He denominado “la maldición de Bolívar” al curso de extravío y bárbara regresión, de dictadura y militarismo, de caudillismo, belicismo y belicosidad políticas que impidió la emergencia y consolidación de un pensamiento y una práctica liberales en Venezuela, hasta el día de hoy. Proyectada para su desgracia a toda América Latina. Favoreciendo, en cambio, las distintas ideologías sucedáneas que hicieron del estatismo antes que del libre emprendimiento, del colectivismo tumultuario y mendicante antes que del individualismo creador, del socialismo antes que del capitalismo y de la vía rápida a la alteración pública como práctica política antes que de la cooperación y la solidaridad entre los individuos y las clases el motor de toda actividad social. En una palabra: del “bochinche” del que se quejara amargamente Francisco de Miranda, cuando comprendiera, primer sacrificado en el fuego lustral del antiliberalismo y del anticivilismo jacobino, la verdadera naturaleza de la sociedad a cuya emancipación dedicara toda su vida. En un país que luego de independizarse de la administración colonial y haber sacrificado más de la mitad de su población y el arrasamiento de tres siglos de cultura, viviría en menos de un siglo más de un centenar de revoluciones. Todas inútiles, todas vanas, todas improductivas, todas corruptoras, devastadoras e infructuosas. Hasta convertirse en el primer cartel de la droga del Tercer Mundo.
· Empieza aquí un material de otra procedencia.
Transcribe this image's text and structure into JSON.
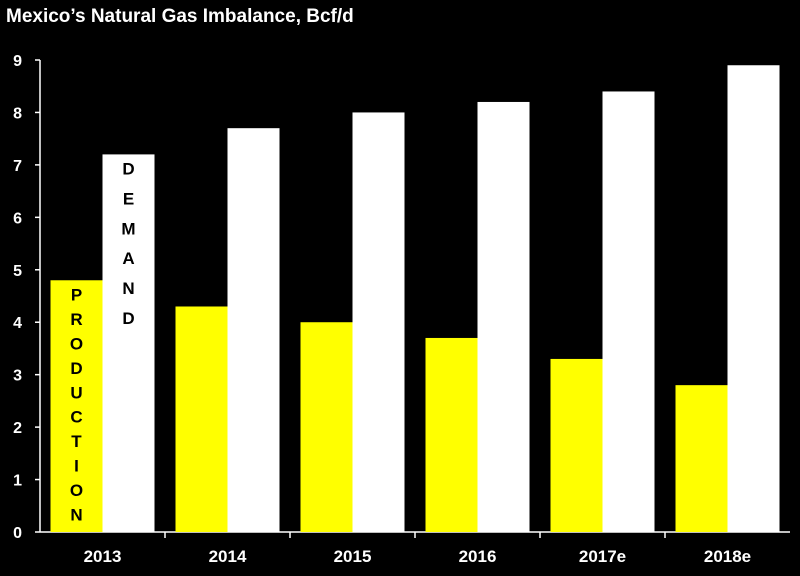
{
  "chart_data": {
    "type": "bar",
    "title": "Mexico’s Natural Gas Imbalance, Bcf/d",
    "categories": [
      "2013",
      "2014",
      "2015",
      "2016",
      "2017e",
      "2018e"
    ],
    "series": [
      {
        "name": "PRODUCTION",
        "color": "#ffff00",
        "values": [
          4.8,
          4.3,
          4.0,
          3.7,
          3.3,
          2.8
        ]
      },
      {
        "name": "DEMAND",
        "color": "#ffffff",
        "values": [
          7.2,
          7.7,
          8.0,
          8.2,
          8.4,
          8.9
        ]
      }
    ],
    "yticks": [
      "0",
      "1",
      "2",
      "3",
      "4",
      "5",
      "6",
      "7",
      "8",
      "9"
    ],
    "ylim": [
      0,
      9
    ],
    "grid": false,
    "legend": "vertical labels inside first category bars",
    "colors": {
      "background": "#000000",
      "axis": "#ffffff",
      "text": "#ffffff"
    }
  }
}
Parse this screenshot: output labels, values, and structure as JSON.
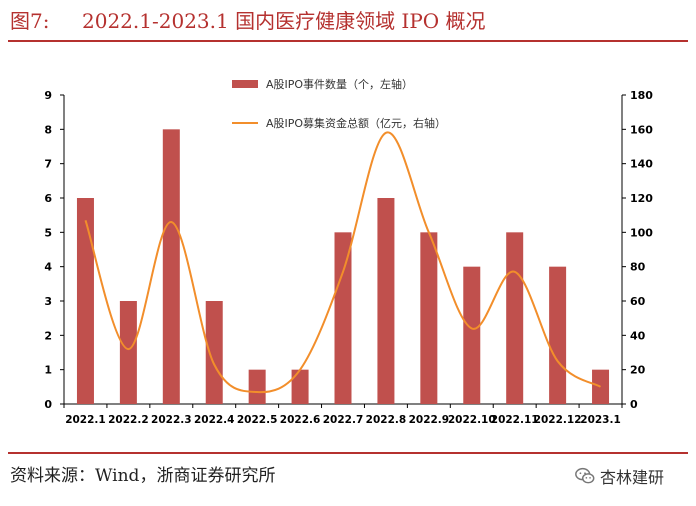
{
  "title": {
    "figure_number": "图7:",
    "text": "2022.1-2023.1 国内医疗健康领域 IPO 概况"
  },
  "source": "资料来源：Wind，浙商证券研究所",
  "brand": {
    "name": "杏林建研",
    "icon": "wechat-icon"
  },
  "colors": {
    "accent": "#b5312f",
    "bar": "#c0504d",
    "line": "#f28e2b"
  },
  "chart_data": {
    "type": "bar",
    "categories": [
      "2022.1",
      "2022.2",
      "2022.3",
      "2022.4",
      "2022.5",
      "2022.6",
      "2022.7",
      "2022.8",
      "2022.9",
      "2022.10",
      "2022.11",
      "2022.12",
      "2023.1"
    ],
    "series": [
      {
        "name": "A股IPO事件数量（个，左轴）",
        "type": "bar",
        "axis": "left",
        "values": [
          6,
          3,
          8,
          3,
          1,
          1,
          5,
          6,
          5,
          4,
          5,
          4,
          1
        ]
      },
      {
        "name": "A股IPO募集资金总额（亿元，右轴）",
        "type": "line",
        "axis": "right",
        "values": [
          107,
          32,
          106,
          23,
          7,
          20,
          77,
          158,
          100,
          44,
          77,
          25,
          10
        ]
      }
    ],
    "y_left": {
      "min": 0,
      "max": 9,
      "ticks": [
        0,
        1,
        2,
        3,
        4,
        5,
        6,
        7,
        8,
        9
      ]
    },
    "y_right": {
      "min": 0,
      "max": 180,
      "ticks": [
        0,
        20,
        40,
        60,
        80,
        100,
        120,
        140,
        160,
        180
      ]
    },
    "xlabel": "",
    "ylabel": "",
    "legend_position": "top-center",
    "grid": false
  }
}
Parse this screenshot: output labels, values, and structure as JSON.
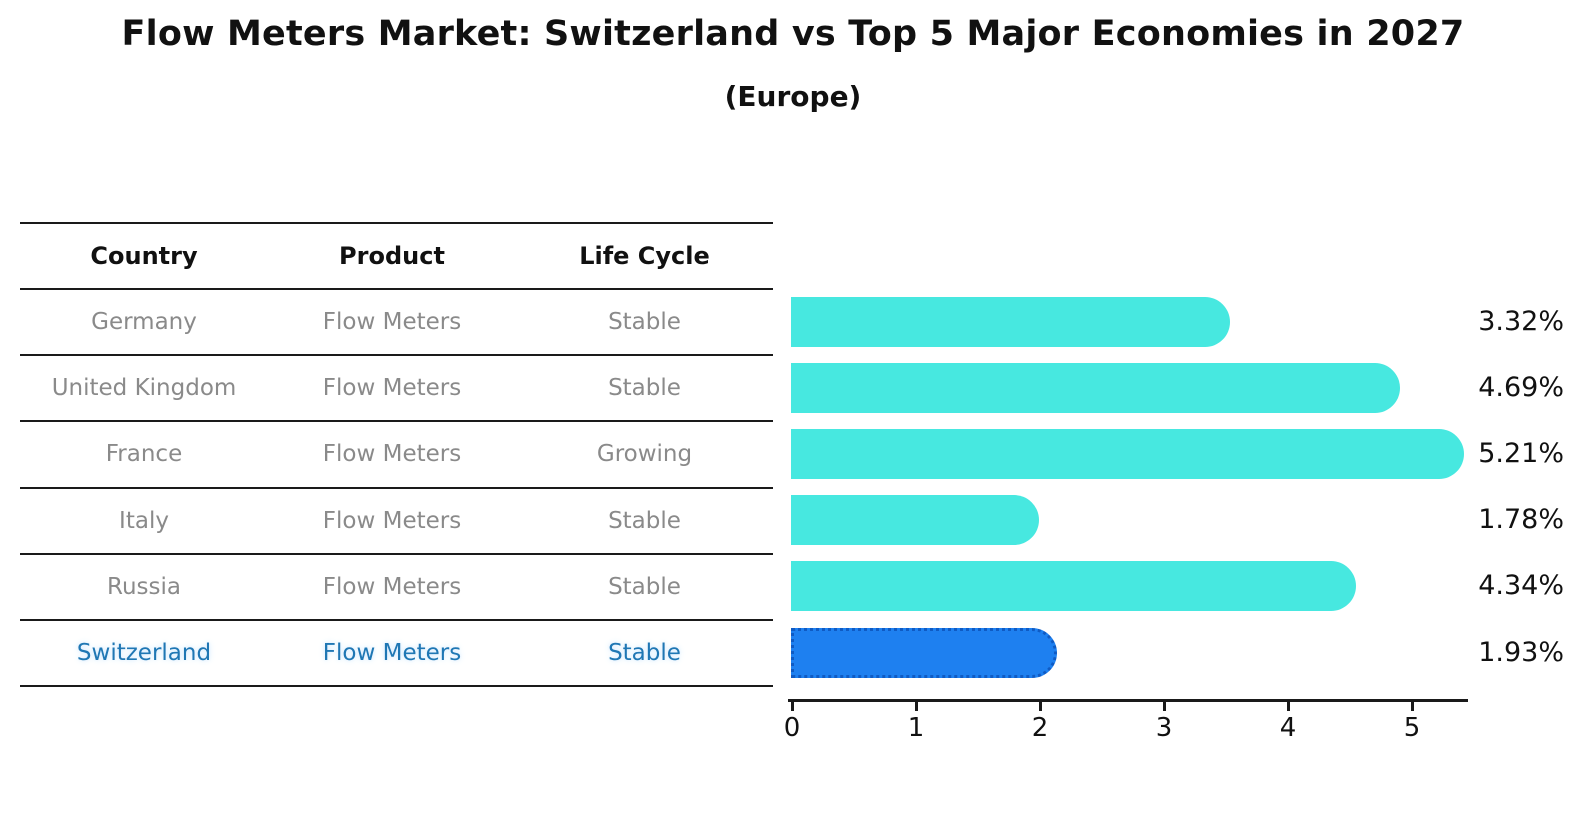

Nunca es inútil e insuficiente volver a citar al historiador venezolano Luis Level de Goda, quien en su Historia Constitucional de Venezuela, publicada en París en 1893 escribiese: “Las revoluciones no han producido en Venezuela sino el caudillaje más vulgar, gobiernos personales y de caciques, grandes desórdenes y desafueros, corrupción, y una larga y horrenda tiranía, la ruina moral del país y la degradación de un gran número de venezolanos”. Como puede colegirse, nada de la devastación de esta crisis humanitaria constituye una novedad en la Venezuela bolivariana. Y tampoco Level de Goda desvelaba un misterio: “Las convulsiones intestinas han dado sacrificios” –escribió medio siglo antes Cecilio Acosta– “pero no mejoras; lágrimas, pero no cosechas. Han sido siempre un extravío para volver al mismo punto, con un desengaño de más, con un tesoro de menos”. La síntesis de ese siglo y medio de barbarie la expresó en 1950 una de nuestras más lúcidas conciencias, Mario Briceño Iragorry: “Nuestro país es la simple superposición cronológica de procesos tribales que no llegaron a obtener la densidad social requerida para el ascenso a nación. Pequeñas Venezuelas que explicarían nuestra tremenda crisis de pueblo. Sobre esa crisis se justifican todas las demás y se explica la mentalidad anárquica que a través de todos los gobiernos ha dado una característica de prueba y de novedad al progreso de la nación. Por ello a diario nos dolemos de ver cómo el país no ha podido realizar nada continuo. En los distintos órdenes del progreso no hemos hecho sino sustituir un fracaso por otro fracaso…”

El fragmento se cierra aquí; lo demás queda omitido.